Sinfoniker feiern den Frühling in der Stadthalle

Das städtische Orchester widmete sich musikalisch der blühenden Jahreszeit – auch wenn es am Sonntag regnete.

Wuppertal. Weder Anton Weberns "Im Sommerwind" noch Robert Schumanns "Frühlingssinfonie" konnten das trüb-regnerische Schmuddel-Wetter in Wuppertal gestern verscheuchen.

Dennoch ist das Sinfonieorchester vom "Frühlingsdrang" getrieben, wie der Titel des 7. Konzerts in der Stadthalle verspricht. Und legt man rein spieltechnische und die Stimmung fördernde Maßstäbe an, werden tatsächlich alle Wünsche erfüllt.

Webern hat sein "Idyll für großes Orchester" 1904 als Student geschrieben - noch ganz in spätromantischer Tradition dem Programm eines Gedichts von Bruno Wille folgend, das sinnlich wahrnehmbare Naturvorgänge schildert.

Doch wie das Orchester unter Toshiyuki Kamioka die versonnenen, feierlichen und bewegten Passagen nimmt, das schafft eine ungemein spannungsreiche Dichte. Säuselnde Geigen, träumerische Flötenweisen und zitternde Harfenklänge treffen immer wieder auf die Wucht des groß besetzten Orchesters im Wagner-Gestus. In Erinnerung aber bleiben vor allem das beseelte und wundervoll singende Orchester-Piano, das den Hauch der lauen Lüfte geradezu körperlich spürbar macht.

Felix Mendelssohn Bartholdys "Reformationssinfonie" in d-Moll fügt sich im weichen Schwellen des "Andante" gut an, steigert sich aber im Kopfsatz zu höchster Dramatik mit prägnanten Bläsersignalen. Nach dem "con-fuoco"-Schluss braucht selbst der Dirigent, wie immer mit ganzem Körpereinsatz leitend, eine kurze Verschnaufpause.

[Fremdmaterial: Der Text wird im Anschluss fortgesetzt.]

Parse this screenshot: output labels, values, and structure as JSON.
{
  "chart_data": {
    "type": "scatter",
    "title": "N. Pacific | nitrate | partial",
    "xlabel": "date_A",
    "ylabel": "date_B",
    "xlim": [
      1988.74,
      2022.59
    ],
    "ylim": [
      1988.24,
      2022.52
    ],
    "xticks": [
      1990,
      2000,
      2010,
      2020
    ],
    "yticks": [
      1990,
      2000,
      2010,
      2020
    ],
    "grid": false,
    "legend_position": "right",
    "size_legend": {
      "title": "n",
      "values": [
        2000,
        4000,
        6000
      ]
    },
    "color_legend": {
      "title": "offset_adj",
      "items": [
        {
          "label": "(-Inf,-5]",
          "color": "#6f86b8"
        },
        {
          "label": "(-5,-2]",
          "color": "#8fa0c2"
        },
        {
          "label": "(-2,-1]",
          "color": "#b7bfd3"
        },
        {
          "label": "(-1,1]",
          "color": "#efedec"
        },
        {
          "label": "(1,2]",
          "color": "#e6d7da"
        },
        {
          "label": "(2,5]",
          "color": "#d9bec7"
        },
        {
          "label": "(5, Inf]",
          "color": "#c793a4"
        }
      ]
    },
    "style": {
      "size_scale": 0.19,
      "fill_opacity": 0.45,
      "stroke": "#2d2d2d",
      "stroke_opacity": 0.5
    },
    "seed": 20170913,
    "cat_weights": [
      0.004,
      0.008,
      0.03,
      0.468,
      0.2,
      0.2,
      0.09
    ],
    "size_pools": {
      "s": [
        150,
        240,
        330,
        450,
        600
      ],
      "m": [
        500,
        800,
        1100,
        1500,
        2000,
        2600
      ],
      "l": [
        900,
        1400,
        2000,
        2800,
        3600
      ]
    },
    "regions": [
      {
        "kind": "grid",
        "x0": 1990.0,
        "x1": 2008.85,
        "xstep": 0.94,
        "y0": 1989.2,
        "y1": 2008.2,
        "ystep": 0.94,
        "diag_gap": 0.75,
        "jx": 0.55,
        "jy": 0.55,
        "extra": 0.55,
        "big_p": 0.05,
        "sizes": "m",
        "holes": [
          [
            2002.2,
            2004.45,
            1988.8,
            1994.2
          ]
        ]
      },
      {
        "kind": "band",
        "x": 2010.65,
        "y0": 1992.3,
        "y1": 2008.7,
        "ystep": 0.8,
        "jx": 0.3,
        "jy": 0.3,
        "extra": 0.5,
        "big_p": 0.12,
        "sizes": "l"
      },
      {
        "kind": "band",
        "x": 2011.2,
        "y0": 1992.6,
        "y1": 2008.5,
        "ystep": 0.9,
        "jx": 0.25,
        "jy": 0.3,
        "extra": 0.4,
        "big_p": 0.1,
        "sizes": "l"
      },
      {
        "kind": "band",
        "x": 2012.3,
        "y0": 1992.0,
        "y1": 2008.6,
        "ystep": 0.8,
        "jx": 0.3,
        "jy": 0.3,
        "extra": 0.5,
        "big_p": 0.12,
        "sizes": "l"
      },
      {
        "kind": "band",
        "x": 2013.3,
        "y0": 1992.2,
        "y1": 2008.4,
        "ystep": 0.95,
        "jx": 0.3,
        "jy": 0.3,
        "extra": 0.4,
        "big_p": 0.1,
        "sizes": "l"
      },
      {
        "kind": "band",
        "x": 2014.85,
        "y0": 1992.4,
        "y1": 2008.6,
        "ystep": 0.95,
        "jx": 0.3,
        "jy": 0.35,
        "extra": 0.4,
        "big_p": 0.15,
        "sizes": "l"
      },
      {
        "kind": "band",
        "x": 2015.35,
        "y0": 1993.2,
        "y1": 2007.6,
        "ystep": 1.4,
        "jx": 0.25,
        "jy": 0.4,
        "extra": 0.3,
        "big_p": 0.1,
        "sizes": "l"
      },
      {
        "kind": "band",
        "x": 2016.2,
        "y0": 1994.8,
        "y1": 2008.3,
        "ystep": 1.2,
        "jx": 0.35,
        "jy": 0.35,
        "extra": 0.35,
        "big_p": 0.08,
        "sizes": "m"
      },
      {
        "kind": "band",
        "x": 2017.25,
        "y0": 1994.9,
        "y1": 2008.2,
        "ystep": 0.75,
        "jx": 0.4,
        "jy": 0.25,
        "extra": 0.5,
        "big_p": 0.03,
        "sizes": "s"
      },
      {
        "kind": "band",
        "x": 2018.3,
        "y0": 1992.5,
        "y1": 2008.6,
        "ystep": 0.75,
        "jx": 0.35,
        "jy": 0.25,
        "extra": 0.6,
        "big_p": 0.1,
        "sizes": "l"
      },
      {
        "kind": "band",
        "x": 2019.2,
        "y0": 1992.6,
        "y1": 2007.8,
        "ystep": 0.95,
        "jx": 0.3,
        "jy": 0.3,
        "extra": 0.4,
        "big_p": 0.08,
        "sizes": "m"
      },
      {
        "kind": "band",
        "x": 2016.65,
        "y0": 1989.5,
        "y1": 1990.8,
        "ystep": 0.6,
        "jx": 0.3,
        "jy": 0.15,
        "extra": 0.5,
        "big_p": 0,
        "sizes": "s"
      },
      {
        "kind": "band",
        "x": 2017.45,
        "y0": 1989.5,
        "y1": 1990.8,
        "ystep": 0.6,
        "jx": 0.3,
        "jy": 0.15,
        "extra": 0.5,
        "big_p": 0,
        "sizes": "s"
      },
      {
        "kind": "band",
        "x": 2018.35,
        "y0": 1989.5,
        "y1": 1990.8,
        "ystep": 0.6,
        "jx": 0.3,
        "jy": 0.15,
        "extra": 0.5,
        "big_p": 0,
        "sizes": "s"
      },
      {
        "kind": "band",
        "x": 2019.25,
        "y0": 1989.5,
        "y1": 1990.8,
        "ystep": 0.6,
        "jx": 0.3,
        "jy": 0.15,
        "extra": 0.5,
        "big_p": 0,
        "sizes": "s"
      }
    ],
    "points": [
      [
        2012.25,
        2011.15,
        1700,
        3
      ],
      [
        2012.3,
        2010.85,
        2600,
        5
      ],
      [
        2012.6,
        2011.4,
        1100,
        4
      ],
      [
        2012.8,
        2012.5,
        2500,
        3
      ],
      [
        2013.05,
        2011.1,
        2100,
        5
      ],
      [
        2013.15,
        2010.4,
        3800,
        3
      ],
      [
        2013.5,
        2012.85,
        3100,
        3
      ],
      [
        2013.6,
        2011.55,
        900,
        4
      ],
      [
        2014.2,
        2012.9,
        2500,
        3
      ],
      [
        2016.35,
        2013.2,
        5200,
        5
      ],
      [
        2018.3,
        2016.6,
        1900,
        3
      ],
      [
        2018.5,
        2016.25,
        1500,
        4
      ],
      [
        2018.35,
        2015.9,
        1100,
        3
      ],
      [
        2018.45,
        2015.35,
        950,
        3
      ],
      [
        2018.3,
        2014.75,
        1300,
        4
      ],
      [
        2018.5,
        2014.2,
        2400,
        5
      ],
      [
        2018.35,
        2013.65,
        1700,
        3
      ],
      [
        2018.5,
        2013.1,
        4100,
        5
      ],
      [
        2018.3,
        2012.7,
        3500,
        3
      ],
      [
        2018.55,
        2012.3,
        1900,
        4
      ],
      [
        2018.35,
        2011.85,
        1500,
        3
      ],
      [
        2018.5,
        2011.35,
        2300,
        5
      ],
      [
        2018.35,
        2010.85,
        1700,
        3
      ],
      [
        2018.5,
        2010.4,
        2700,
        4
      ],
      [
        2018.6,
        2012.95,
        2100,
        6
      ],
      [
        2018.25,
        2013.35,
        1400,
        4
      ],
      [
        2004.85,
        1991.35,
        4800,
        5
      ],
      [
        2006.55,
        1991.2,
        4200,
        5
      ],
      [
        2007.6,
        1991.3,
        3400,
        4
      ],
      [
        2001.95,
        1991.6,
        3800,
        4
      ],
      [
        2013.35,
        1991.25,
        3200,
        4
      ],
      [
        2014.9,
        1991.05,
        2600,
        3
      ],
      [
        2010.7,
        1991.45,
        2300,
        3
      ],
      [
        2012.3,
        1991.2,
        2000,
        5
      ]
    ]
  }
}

Das "Allegro vivace" dagegen ist ein sehr entspannter, beschwingter, tänzerischer Satz - im Frühling durchaus im Freien zu tanzen. Im Finale verarbeitet Mendelssohn den Choral "Ein feste Burg ist unser Gott" und schafft sakrale Feierlichkeit durch reiche Harmoniefolgen und Steigerungen ins Heroische.

Ebenfalls nicht durchgängig frühlingshaft entspannt kommt Schumanns "Frühlingssinfonie" daher, seine erste Sinfonie in B-Dur. Immerhin ließ auch er sich von einem Frühlings-Gedicht von Adolf Böttger anregen. Da geht es um schwere Wolken, graue Schleier, wallenden Nebel, um Tränen im Gesicht und Schatten auf der Seele.

Den Schluss "O wende, wende deinen Lauf - Im Tale blüht der Frühling auf" wollte er zum Leitgedanken der Sinfonie machen. Dennoch kann auch die tirilierende Flöte nicht über die gedämpfte Stimmung hinwegtäuschen, die sich erst langsam hebt. Latente Traurigkeit und pochende Unruhe durchzieht die Sätze, denen Bläser-Soli und Streicherfiguren ab und zu freudigere Glanzpunkte aufsetzen.

Im Finale endlich hält der Frühling mit einem Fest Einzug in der Stadthalle: Orchester-Fanfaren treffen auf leicht gestrichelte Streicher-Melodik, Einwürfe dunklerer Färbung setzen sich kaum noch durch, Flöten-Triller und Hörner begrüßen ihn in munterem Wirbel: Auch bei Schumann ist es endlich Frühling geworden.